Gemini 2.5 is much more reliable for extracting text from images in my experience.
>AI hallucinates
>Look inside
>GPT-4o-mini
>Reviewers are strongly encouraged to verify all information against the applicant’s official PDF transcript. This reminder is also displayed directly within the product.
This is not how this works. You know people will not do this. In fact the whole value proposition hinges on people not doing this. If the information needs to be verified by a human, then it takes more time than just going through the document.
If your product can not be trusted, then it can not be used to make important decisions.

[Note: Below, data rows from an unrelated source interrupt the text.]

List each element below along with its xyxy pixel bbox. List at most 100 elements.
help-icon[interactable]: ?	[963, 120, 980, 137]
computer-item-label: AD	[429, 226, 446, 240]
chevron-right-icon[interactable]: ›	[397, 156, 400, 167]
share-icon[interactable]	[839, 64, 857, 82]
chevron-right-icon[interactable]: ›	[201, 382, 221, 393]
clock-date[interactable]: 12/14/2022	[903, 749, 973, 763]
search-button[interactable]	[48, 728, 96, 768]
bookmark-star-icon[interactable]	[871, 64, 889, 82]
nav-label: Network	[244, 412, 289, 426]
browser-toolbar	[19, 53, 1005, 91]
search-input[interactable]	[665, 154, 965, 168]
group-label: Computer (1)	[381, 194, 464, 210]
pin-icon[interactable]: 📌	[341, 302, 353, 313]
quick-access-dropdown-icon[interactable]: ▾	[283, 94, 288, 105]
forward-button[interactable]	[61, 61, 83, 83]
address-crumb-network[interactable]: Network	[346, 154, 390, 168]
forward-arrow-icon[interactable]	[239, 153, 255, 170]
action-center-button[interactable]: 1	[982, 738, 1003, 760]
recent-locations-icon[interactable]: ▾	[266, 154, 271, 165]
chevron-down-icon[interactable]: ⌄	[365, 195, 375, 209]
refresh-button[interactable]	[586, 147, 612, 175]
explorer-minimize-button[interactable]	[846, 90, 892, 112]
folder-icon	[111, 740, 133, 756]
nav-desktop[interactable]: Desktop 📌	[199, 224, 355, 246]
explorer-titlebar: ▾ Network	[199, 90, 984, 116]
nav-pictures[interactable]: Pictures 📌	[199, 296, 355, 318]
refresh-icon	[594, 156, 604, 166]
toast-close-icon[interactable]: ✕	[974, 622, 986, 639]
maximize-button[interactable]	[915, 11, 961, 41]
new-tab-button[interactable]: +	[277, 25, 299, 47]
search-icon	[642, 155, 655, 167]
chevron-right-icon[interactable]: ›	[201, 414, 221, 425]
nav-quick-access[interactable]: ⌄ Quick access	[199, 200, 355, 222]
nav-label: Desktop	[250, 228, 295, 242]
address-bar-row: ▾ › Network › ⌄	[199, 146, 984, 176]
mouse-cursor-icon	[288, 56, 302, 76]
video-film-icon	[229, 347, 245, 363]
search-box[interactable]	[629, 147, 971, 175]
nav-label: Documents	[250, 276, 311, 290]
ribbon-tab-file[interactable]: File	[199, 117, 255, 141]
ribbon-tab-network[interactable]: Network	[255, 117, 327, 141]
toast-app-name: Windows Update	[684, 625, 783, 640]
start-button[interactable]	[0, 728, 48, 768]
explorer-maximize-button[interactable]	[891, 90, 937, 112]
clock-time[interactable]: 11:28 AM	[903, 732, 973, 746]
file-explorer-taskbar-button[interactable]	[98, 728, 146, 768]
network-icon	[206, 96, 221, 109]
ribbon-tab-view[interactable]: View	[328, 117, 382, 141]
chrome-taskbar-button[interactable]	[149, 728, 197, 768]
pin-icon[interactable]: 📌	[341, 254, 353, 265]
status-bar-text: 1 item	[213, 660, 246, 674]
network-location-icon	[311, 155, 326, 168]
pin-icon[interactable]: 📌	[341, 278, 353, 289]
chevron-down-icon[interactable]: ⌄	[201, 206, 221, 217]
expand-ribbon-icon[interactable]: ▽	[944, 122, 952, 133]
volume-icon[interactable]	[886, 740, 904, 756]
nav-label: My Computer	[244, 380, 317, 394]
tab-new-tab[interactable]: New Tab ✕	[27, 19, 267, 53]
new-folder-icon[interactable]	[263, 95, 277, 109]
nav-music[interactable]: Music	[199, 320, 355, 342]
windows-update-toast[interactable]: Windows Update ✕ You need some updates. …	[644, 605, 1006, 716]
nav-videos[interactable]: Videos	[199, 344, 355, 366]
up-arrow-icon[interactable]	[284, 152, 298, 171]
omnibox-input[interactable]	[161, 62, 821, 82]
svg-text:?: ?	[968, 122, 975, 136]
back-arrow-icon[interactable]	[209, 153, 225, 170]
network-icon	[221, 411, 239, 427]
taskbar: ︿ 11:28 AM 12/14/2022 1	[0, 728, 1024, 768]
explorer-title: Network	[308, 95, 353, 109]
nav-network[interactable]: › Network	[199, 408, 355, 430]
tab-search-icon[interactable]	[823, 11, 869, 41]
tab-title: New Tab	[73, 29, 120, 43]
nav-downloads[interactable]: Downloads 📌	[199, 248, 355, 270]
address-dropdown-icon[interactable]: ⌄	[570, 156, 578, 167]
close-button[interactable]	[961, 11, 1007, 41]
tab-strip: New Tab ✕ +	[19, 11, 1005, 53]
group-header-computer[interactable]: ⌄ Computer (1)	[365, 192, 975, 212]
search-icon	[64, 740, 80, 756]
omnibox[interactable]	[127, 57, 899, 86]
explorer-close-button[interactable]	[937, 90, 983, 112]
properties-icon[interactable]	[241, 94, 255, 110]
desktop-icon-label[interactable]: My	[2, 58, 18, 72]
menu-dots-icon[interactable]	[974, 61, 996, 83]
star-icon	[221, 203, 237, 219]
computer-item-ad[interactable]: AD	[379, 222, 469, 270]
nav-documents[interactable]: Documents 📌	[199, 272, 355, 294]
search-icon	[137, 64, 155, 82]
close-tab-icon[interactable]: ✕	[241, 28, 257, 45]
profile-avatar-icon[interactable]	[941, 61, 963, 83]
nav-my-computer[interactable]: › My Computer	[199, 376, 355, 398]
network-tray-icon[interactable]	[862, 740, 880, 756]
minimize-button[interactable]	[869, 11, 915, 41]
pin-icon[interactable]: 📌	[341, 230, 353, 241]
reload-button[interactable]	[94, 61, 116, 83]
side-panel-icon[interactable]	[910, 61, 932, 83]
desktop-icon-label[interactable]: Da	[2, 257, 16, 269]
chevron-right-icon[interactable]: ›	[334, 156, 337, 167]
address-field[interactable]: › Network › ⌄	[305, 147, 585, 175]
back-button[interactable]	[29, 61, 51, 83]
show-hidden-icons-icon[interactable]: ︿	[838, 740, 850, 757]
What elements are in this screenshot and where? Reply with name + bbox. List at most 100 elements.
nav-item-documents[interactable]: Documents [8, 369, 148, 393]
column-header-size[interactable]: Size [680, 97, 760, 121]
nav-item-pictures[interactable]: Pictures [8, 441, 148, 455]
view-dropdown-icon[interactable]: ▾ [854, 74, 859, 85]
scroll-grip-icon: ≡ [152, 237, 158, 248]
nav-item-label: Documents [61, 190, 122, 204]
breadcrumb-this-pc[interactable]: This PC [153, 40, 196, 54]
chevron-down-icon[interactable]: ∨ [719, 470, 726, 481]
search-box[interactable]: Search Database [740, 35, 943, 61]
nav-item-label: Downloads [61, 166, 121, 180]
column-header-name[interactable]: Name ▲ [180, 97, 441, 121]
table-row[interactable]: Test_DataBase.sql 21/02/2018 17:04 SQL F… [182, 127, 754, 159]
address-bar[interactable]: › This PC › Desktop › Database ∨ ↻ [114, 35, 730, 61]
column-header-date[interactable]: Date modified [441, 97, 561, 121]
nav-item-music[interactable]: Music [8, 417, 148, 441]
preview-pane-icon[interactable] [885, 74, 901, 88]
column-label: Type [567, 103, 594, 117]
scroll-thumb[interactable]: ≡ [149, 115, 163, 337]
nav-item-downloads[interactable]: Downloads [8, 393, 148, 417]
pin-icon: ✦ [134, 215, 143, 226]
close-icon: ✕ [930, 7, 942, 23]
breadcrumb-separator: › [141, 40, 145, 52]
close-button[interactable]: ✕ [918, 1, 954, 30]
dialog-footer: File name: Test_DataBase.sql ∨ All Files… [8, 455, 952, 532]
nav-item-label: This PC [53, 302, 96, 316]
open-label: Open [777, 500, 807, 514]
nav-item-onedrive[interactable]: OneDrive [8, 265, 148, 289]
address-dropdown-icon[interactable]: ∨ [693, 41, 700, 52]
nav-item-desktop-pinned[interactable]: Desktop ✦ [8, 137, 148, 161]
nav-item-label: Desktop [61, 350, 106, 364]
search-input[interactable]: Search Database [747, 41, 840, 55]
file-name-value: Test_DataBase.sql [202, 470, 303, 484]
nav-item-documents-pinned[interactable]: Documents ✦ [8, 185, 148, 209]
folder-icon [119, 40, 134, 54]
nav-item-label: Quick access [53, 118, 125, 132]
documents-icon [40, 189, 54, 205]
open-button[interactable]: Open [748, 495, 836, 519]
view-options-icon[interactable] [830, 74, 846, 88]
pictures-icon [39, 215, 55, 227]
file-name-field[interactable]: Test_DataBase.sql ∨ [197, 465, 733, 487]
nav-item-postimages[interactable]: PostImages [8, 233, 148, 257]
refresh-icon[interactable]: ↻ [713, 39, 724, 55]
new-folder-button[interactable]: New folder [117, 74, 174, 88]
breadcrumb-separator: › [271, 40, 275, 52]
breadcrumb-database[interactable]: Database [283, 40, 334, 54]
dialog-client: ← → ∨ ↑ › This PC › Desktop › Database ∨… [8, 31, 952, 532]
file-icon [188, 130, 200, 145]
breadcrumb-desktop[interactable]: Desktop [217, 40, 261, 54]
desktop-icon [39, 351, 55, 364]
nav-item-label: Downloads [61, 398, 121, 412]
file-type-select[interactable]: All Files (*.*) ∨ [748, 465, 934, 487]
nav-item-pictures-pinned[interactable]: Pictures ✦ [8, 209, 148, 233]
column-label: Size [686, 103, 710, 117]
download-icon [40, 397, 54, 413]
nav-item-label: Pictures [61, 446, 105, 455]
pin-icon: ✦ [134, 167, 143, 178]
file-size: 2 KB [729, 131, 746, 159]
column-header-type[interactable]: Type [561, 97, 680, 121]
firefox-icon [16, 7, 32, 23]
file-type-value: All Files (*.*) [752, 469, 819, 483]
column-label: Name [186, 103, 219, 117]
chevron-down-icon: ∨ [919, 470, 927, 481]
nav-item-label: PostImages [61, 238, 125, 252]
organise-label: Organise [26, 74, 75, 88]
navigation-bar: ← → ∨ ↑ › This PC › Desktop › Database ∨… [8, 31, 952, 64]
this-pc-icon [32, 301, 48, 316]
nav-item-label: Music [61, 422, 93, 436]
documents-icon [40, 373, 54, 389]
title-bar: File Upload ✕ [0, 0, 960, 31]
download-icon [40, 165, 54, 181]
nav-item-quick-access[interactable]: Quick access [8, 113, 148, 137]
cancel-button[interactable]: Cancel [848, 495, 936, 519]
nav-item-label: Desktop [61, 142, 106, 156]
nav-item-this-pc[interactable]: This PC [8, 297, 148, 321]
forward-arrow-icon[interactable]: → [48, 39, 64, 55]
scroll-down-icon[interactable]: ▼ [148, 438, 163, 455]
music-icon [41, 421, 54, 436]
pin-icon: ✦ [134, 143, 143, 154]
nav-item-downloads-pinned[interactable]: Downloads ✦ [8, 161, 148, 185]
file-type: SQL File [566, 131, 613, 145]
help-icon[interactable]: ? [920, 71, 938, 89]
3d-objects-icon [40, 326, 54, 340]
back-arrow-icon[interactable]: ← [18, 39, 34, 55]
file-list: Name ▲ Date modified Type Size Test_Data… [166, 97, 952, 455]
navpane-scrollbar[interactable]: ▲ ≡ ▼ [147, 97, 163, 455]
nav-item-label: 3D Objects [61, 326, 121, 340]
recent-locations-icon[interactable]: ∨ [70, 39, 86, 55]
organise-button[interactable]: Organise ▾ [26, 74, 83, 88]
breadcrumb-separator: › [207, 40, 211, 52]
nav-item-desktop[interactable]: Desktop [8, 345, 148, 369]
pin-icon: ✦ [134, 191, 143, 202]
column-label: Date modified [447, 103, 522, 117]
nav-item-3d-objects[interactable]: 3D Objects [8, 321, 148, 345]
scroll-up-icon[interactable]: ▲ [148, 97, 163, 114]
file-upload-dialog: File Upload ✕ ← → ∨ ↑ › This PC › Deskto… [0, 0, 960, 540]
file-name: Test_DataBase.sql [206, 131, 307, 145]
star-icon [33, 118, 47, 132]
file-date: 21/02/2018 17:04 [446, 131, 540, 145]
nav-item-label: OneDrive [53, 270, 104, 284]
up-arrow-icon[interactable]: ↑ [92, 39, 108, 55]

Pushing the responsibility to not use your product on the user is absurd and does not make your actions any less negligent.
I thought this was supposed to be AGI?
Semi-related but Sonnet 4.5 drives me absolutely insane.
I tell it a date, like March 2024 as the start, and October 2025 as the current month.
It still thinks that is 7 months somehow... and this is Anthropic's latest model..
[flagged]
Wow. Never ceases to amaze me how some people in these comment sections remain blind to the power of Artificial Intelligence (AI). Have you not tried prompting the model correctly? My startup gets 0 hallucinations on the latest iteration of Claude Sonnet using a custom proprietary reflecting RAG framework inspired by ontology.
It never ceases to amaze me when startup founders claim that every problem is the same. Some use cases (like parsing text out of PDF) can’t be distilled down to a prompt.
LLM can't hallucinate. Correct phrase would be "GPT-5o-mini generates medical residency applicant grades". Everywhere you see word hallucinate in regards of a program output, it should be replaced with generate for clarity.
If you're being 100% literal, sure. But language evolves and it's the accepted term for the concept. OpenAI themselves uses the phrase - https://openai.com/index/why-language-models-hallucinate/
OpenAI are the last people who I would take as a reference, because they are financially motivated to keep the charade of a "thinking" LLM or so called "AI". That's why they are widely using anthropomorphic terms like "hallucination" or "reasoning" or "thinking", while their computer programs can't do neither of those things. LLM companies sometimes even expose their hypocrisy. My favorite example for now is when Antropic showed in their own paper that asking LLM how it "reasoned" through calculating a sum of numbers doesn't match reality at all, it's all generated slop.
This is why it is important that users (us) don't fall into the anthropomorphism trap and call programs what they are are and what they really do. Especially important since general populace seems to be deluded by the OpenAI and Anthropic aggressive lies and believe that LLMs can think.